Typical photon upconverters are based on organometallic complexes whose upconversion yield under single-sun excitation is unfortunately still too low. In the upconversion project, the single-sun output of upconverters is to be significantly improved by replacing molecular sensitizers with thin hybrid perovskite films. This creates a so-called energy funnel, which can then be applied to metal oxide photoanodes with a large bandgap and lead to more efficient solar water splitting. It is expected that the project will provide technology-oriented insights into charging and energy transfer processes at hybrid perovskite interfaces.
The working group connects closely to the departmental theme of electron spins via the triplet exciton, which is a spin-1 quasiparticle. Triplet excitons are the key intermediate electronic state in singlet fission and triplet fusion processes, and monitoring the formation, diffusion and consumption of triplets is a key component of our research activity.

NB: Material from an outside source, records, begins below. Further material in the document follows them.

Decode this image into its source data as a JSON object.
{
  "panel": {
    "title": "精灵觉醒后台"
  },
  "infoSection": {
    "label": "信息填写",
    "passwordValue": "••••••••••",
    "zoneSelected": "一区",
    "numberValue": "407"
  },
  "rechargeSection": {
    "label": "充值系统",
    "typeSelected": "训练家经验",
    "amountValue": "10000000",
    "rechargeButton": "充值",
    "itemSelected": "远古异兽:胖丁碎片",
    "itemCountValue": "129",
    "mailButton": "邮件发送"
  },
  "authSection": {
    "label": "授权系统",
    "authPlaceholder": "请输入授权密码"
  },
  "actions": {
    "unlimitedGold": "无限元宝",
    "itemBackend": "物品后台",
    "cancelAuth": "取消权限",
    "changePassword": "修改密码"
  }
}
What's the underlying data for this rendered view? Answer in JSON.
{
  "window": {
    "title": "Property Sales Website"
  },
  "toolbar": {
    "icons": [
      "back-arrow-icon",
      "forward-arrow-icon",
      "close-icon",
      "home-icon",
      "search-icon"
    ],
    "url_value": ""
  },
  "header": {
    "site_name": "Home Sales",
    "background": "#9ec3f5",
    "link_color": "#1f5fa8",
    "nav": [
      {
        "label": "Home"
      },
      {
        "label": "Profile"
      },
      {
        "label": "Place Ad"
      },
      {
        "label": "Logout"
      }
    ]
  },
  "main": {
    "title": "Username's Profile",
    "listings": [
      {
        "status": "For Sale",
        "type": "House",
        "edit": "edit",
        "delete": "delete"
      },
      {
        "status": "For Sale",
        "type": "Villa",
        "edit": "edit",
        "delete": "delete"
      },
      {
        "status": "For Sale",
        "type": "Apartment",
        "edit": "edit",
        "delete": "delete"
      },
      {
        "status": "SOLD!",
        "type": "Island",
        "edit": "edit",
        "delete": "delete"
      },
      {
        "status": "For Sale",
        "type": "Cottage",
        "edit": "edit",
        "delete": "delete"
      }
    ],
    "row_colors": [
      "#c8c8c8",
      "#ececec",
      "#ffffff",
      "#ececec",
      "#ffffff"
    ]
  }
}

The work of the SPECS group is highly interdisciplinary and includes interface design and implementation in devices (in cooperation with AG Microscopy, PVcomB, EE-IS, EE-IF, NWG of HZB), pump-probe spectroscopy, (photo)electrical measurements, EPR, surface characterization and structural investigations by microscopy (cooperation AG SPEM and QuISS, EE-NSIP, EE-ISF). Furthermore, the group uses electrical and optical simulations (the latter in cooperation with EE-NSIP) to determine the physical limits of spectral conversion. Molecular synthesis is performed in collaboration with research groups in the US and Czech Republic, and DFT simulations are performed by the research group of Dr. Gerstmann (University of Paderborn). The working group collaborates with research groups in Germany, the UK, Netherlands, Czech Republic, USA, and Australia.